Monday, November 23, 2015

A Disappointing Study, but – Carry On!

“Mind What You Eat: Can ‘intuitive eating’ be as effective as calorie counting?" (Gretchen Reynolds for The New York Times Magazine, 11/22/15) got me all excited.    Reynolds cites a study conducted by Judith C. Anglin and published in Nutrition and Health that compared weight loss success between subjects who cut calories and subjects who ”practiced intuitive eating – a program, according to intuitiveeating.org, guided by 10 principles like ‘Reject the diet mentality,’ ‘Honor your hunger,’ and ‘Make peace with food.’”  At last!  I thought, and read eagerly, until Anglin’s blunt conclusion that sensitivity to internal cues alone will not keep weight off for the long haul. She says: “Calories matter.”

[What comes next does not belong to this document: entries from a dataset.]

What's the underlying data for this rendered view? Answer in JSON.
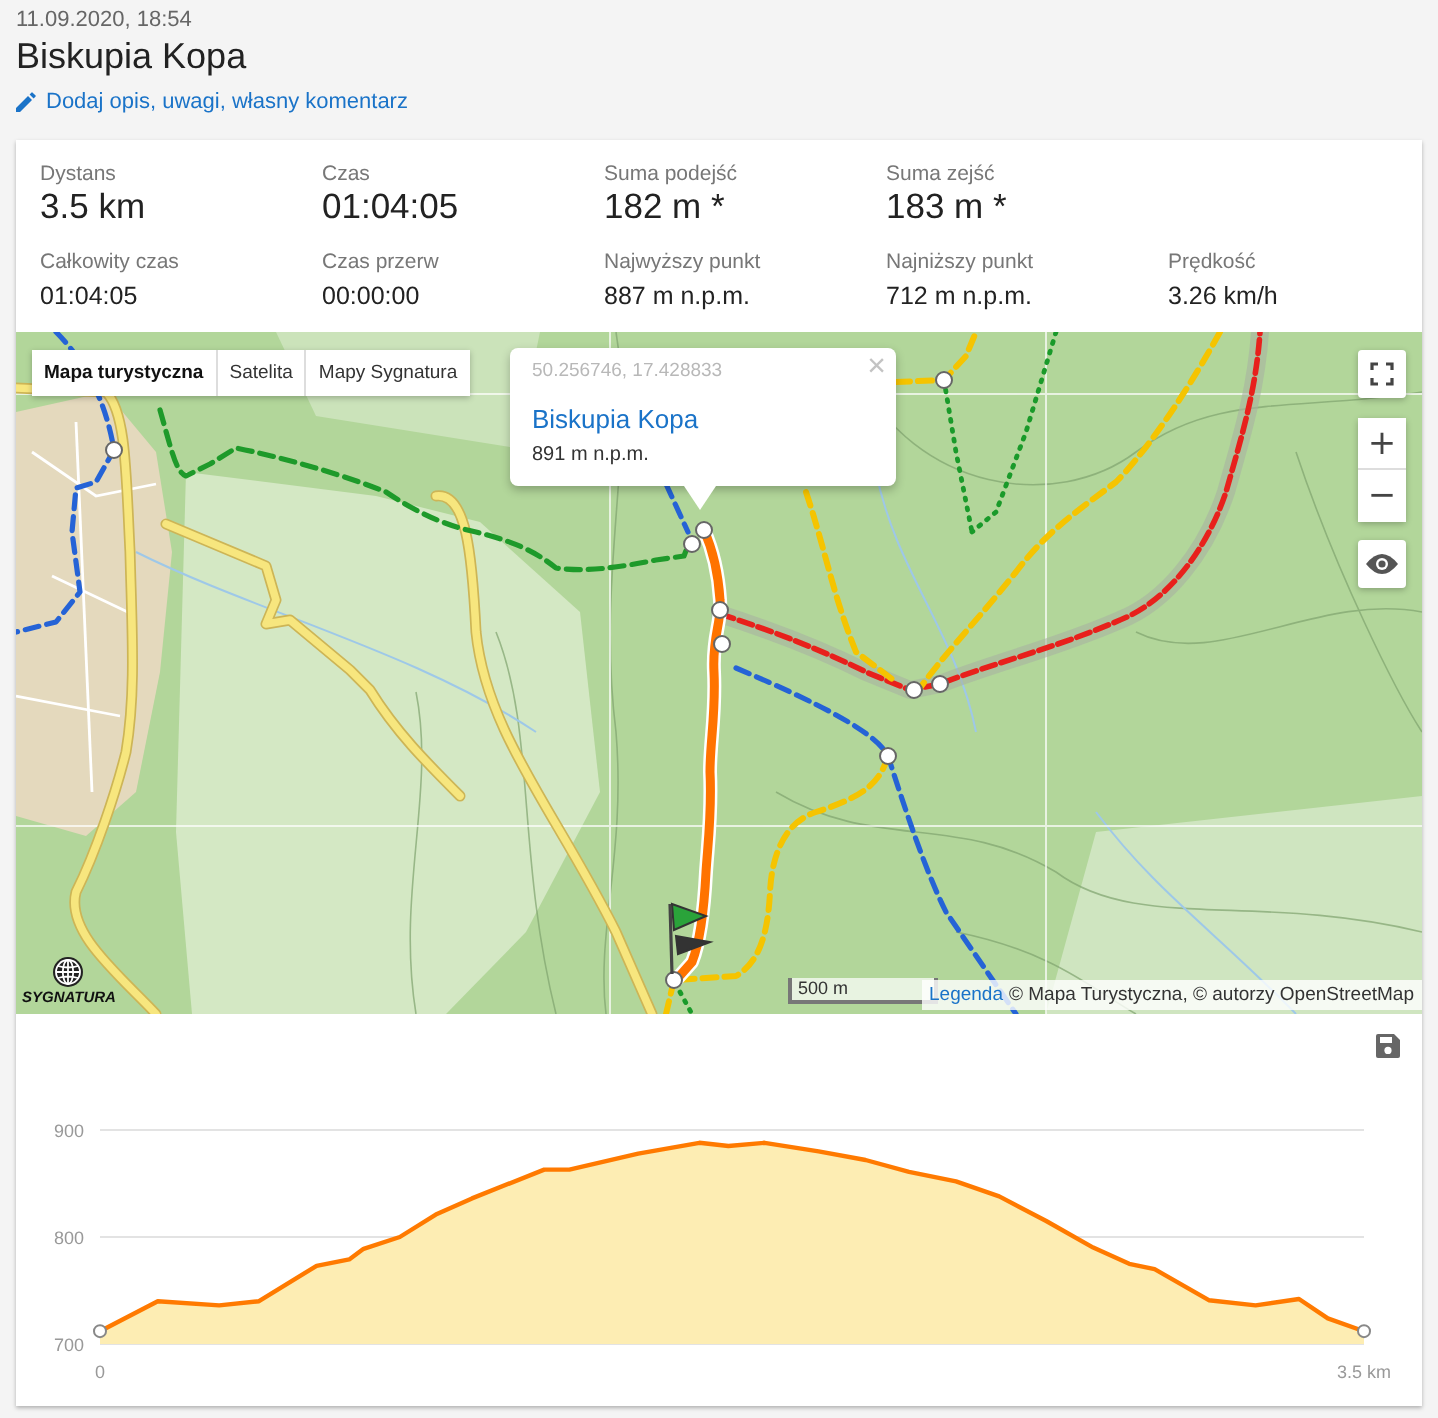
{
  "header": {
    "date": "11.09.2020, 18:54",
    "title": "Biskupia Kopa",
    "edit_link": "Dodaj opis, uwagi, własny komentarz"
  },
  "stats": {
    "main": [
      {
        "label": "Dystans",
        "value": "3.5 km"
      },
      {
        "label": "Czas",
        "value": "01:04:05"
      },
      {
        "label": "Suma podejść",
        "value": "182 m *"
      },
      {
        "label": "Suma zejść",
        "value": "183 m *"
      }
    ],
    "details": [
      {
        "label": "Całkowity czas",
        "value": "01:04:05"
      },
      {
        "label": "Czas przerw",
        "value": "00:00:00"
      },
      {
        "label": "Najwyższy punkt",
        "value": "887 m n.p.m."
      },
      {
        "label": "Najniższy punkt",
        "value": "712 m n.p.m."
      },
      {
        "label": "Prędkość",
        "value": "3.26 km/h"
      }
    ]
  },
  "map": {
    "layers": [
      {
        "label": "Mapa turystyczna",
        "selected": true
      },
      {
        "label": "Satelita",
        "selected": false
      },
      {
        "label": "Mapy Sygnatura",
        "selected": false
      }
    ],
    "popup": {
      "coordinates": "50.256746, 17.428833",
      "title": "Biskupia Kopa",
      "elevation": "891 m n.p.m.",
      "close": "×"
    },
    "zoom_in": "+",
    "zoom_out": "−",
    "scale": "500 m",
    "attribution": {
      "link": "Legenda",
      "text": "© Mapa Turystyczna, © autorzy OpenStreetMap"
    },
    "logo": "SYGNATURA"
  },
  "elevation_chart": {
    "chart_data": {
      "type": "area",
      "x": [
        0,
        0.16,
        0.33,
        0.44,
        0.6,
        0.69,
        0.73,
        0.83,
        0.93,
        1.03,
        1.23,
        1.3,
        1.49,
        1.66,
        1.74,
        1.84,
        1.99,
        2.12,
        2.24,
        2.37,
        2.49,
        2.62,
        2.75,
        2.85,
        2.92,
        3.07,
        3.2,
        3.32,
        3.4,
        3.5
      ],
      "values": [
        712,
        740,
        736,
        740,
        773,
        779,
        789,
        800,
        821,
        836,
        863,
        863,
        878,
        888,
        885,
        888,
        880,
        872,
        861,
        852,
        838,
        815,
        790,
        775,
        770,
        741,
        736,
        742,
        724,
        712
      ],
      "xlim": [
        0,
        3.5
      ],
      "ylim": [
        700,
        900
      ],
      "yticks": [
        700,
        800,
        900
      ],
      "xticks": [
        {
          "value": 0,
          "label": "0"
        },
        {
          "value": 3.5,
          "label": "3.5 km"
        }
      ]
    }
  }
}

I beg to disagree.  Of course weight loss can be achieved without counting mathematical abstractions.  I published a book about this in 1971.  I completely revised and republished “The Anti-Diet: learning to be in the moment with food after forty five years of maintaining a desirable weight just by listening to my gut.  
    
What’s wrong with Anglin’s study and others like it?  Well, for one thing, it was much, much too short.  It spanned just 6 weeks (with a follow-up at 9).  That’s hardly time enough to re-wire the brain for a discipline of focus rather than restraint, to undo years of ingrained guilt, to send the mental clutter of misinformation about what is good or bad for you to the recycle bin. It took me a good 6 months to make a turnaround back in 1967.  Fine-tuning awareness in eating (or any important human function) is a lifelong process.  It doesn’t follow a straight line, and it differs for every individual.
      
Anglin’s study was designed around Tribole and Resch’s well-respected program that systematizes many of the fundamentals I discovered on my own.  But, programs must be “followed,” and studies are inherently “controlled.” I can’t imagine doing the kind of thorough, quirky, and intensely individual work I did to revitalize my relationship with food while being scrutinized, interviewed, and weighed on a weekly basis.  You have to really want to give mindfulness a wholehearted try. It’s an inside job, an enormous lesson in self-trust and “letting go.” Signing up 16 distractible college students for 6 weeks (and maybe paying them a small stipend) is a set-up for negative results.  It couldn’t begin to measure the effectiveness of intuitive eating, as I understand it.
       
The results of my own, successful 45-year “study” strongly suggest that our innate capacity to know when, what, and how much we want to eat is actually sufficient, probably for most of us.  Hasty conclusions to the contrary only benefit the quick fix gurus and hucksters of often dangerous remedies that put overeaters even further out of touch.  They perpetuate learned habits of eating that are also promoted and reinforced by institutions we like to think of as reliable.
   
To understand how medical research, the food industry, and the government have contributed to mindless eating on a national scale, may I recommend NinaTeicholz’s “The Big Fat Surprise.” There is a link between this important book and the stubborn resistance to alternatives to conventional dieting like the ones Evelyn Tribole and Elyse Resch (of intuitiveeating.org) and I offer.  And, while we wait for widespread acceptance of the simplest, most natural, most logical way to lose weight and keep it lost, enjoy Karen Wexler’s delightful book, “Having My Cake.”  Our day will come.